Auguste Rodin, Bust of Victor Hugo, 1884
This bust is a portrait of Victor Hugo (1802-1885), the most famous writer of his generation. The author of the books Notre-Dame de Paris and Les Misérables, a poet, and a playwright, he was also involved in politics, and Rodin admired him as a true genius. This portrait is based on drawings that Rodin made in Hugo’s home, because his aging subject could not sit and pose for hours. The artist tried to evoke the visionary spirit, intelligence, and dignity of a modern hero nearing the end of his life.
The Third Republic (1870-1914) was an era of peace in France. In 1884, people were looking forward to the Universal Exposition (World’s Fair) of 1889, celebrating the centennial of the beginning of the French Revolution. The public adored Victor Hugo, and when he died, one year after this bust was made, he was buried in the Pantheon in Paris, near the tombs of Voltaire and Rousseau.

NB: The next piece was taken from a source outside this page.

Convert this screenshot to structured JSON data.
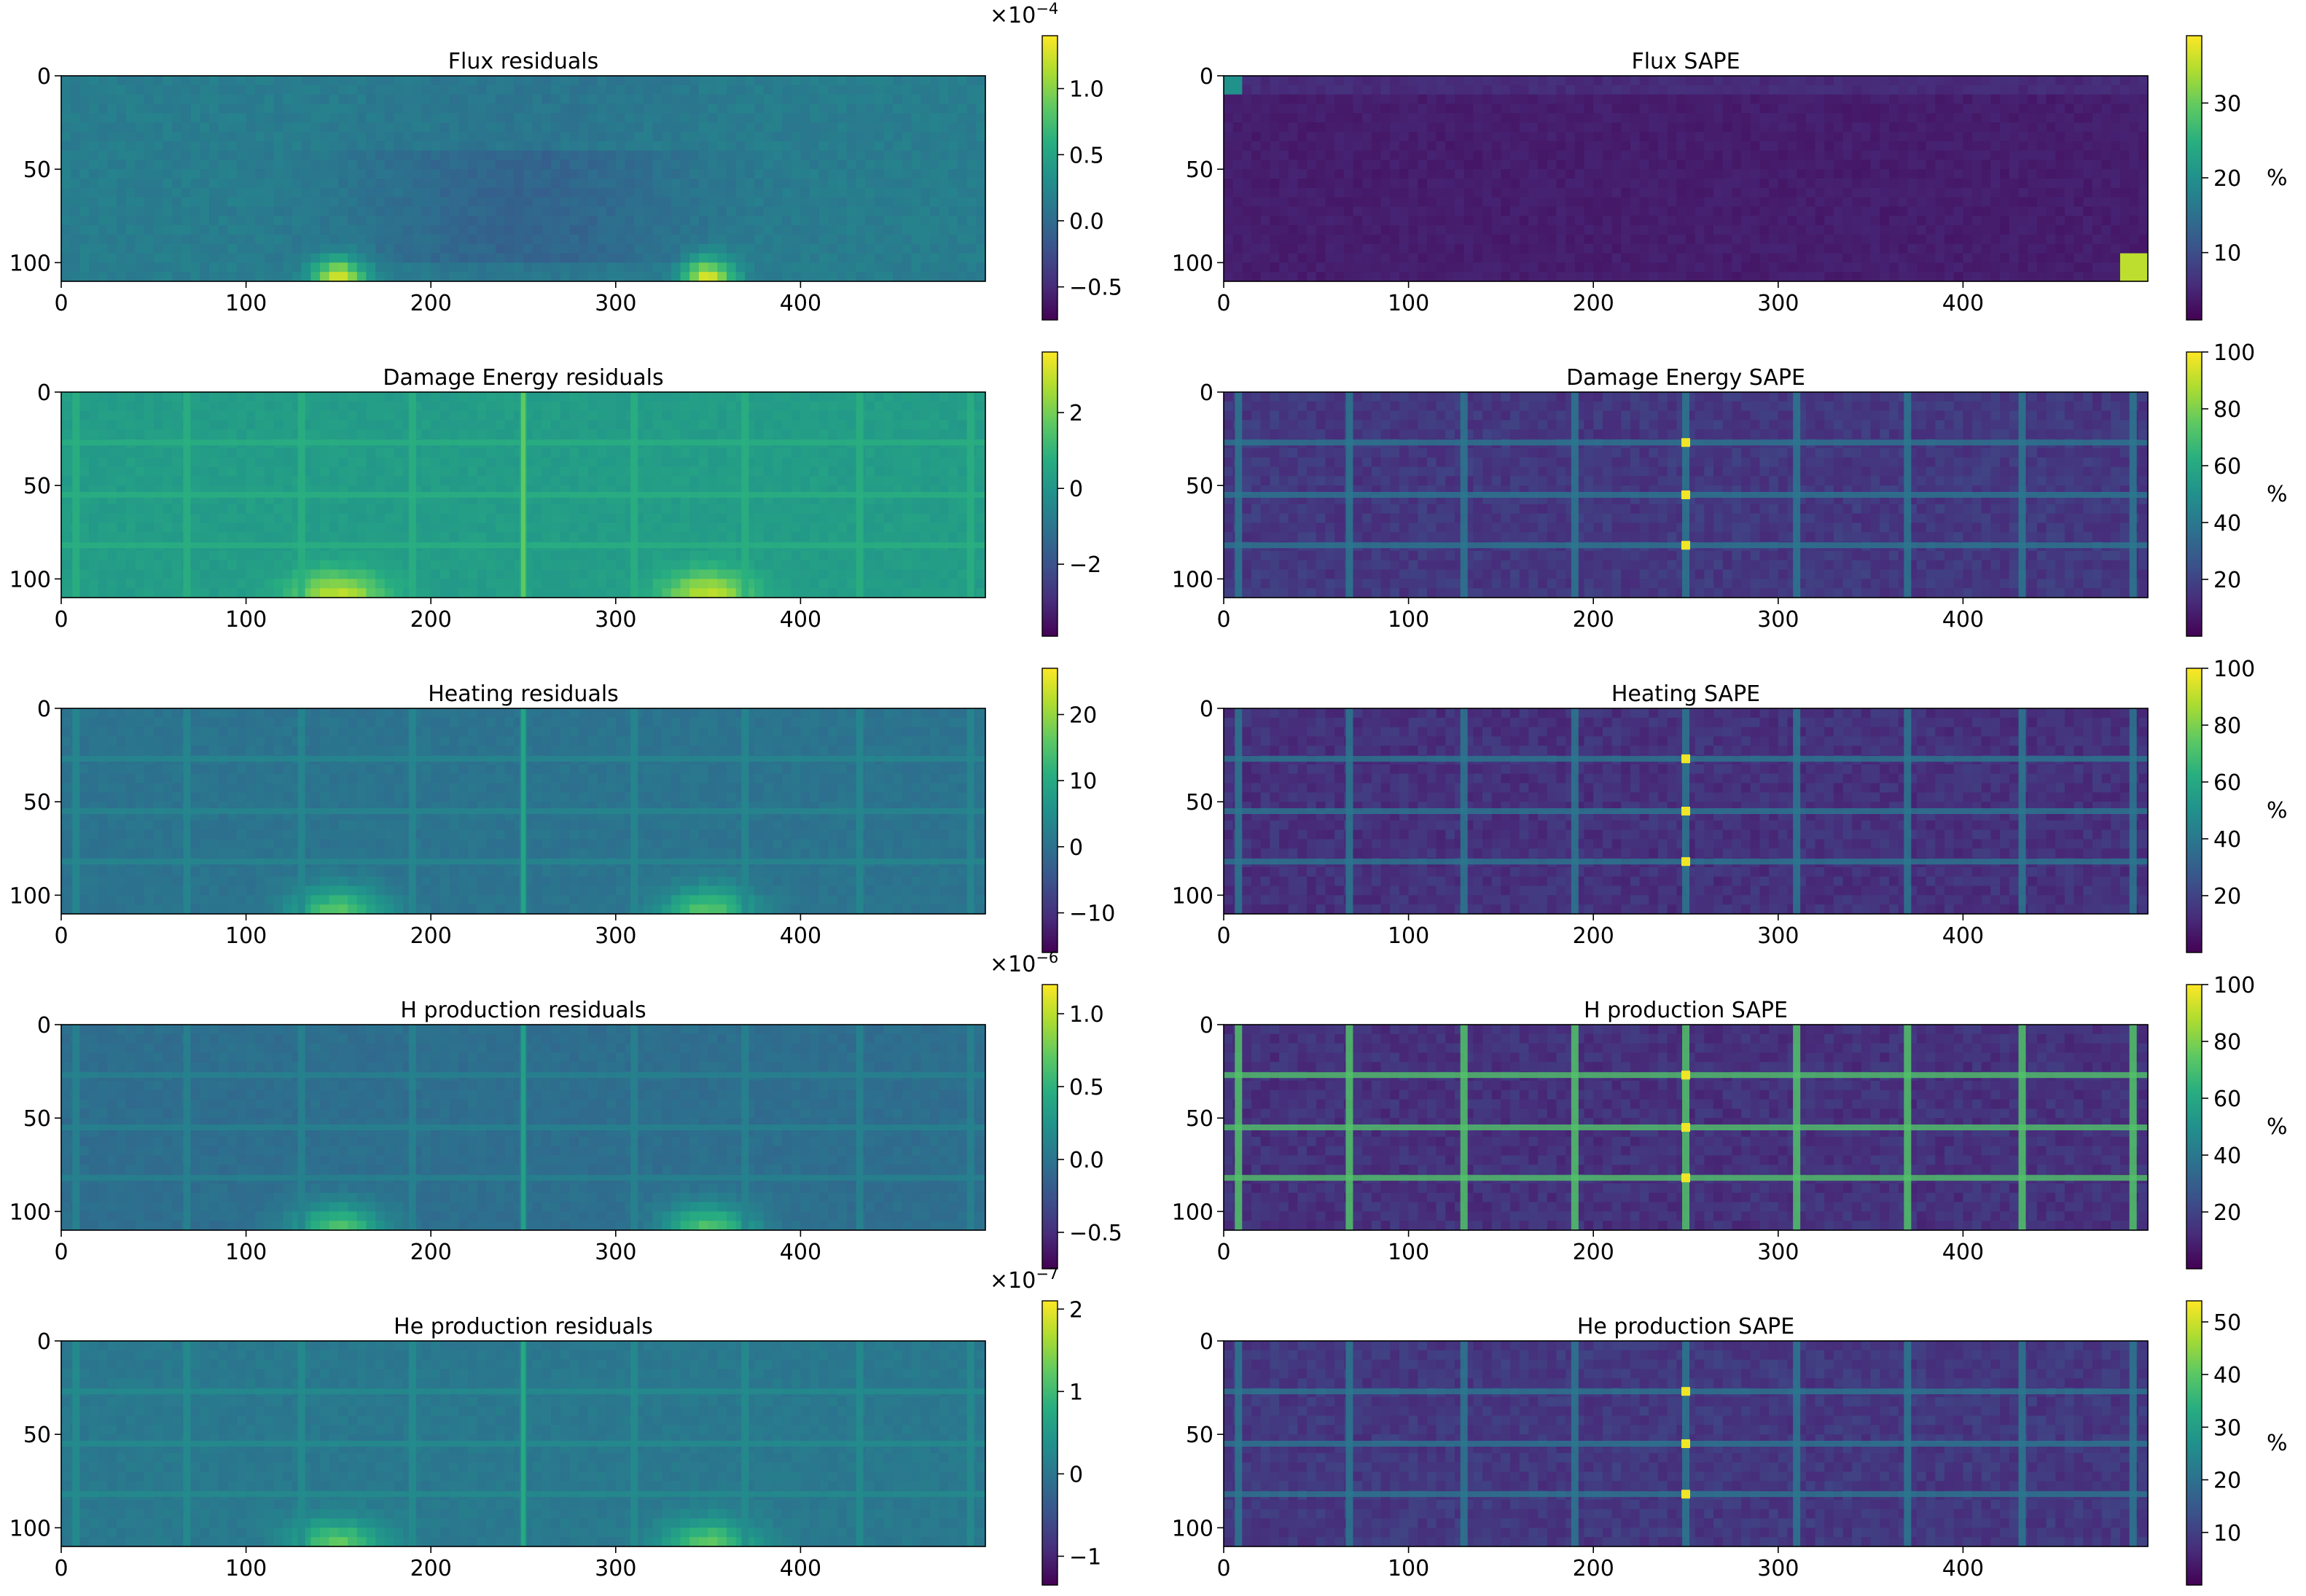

Romanticism was a movement that began near the end of the 18th century and had its strongest impact in the 19th century. The image sometimes told a familiar story from literature, and the word "romantic" derives from the word "roman" in French, meaning "novel" in English, a literary work of fiction. In romantic sculpture, artists sought to engage the viewer’s emotions with dramatic effects of facial expression and movement.
Auguste Rodin (1840-1917) was born in Paris to a family of low social status. He was admitted to the School of Decorative Arts, and he studied sculpture with Antoine-Louis Barye. He did not have success at the beginning of his career, because his sculpture contradicted the rules of classicism by incorporating intense emotion and eroticism. Later, however, he became the most famous French sculptor in the world. He often made several versions of his sculptures in different sizes. His best-known works are The Thinker (1882) and The Kiss (1886).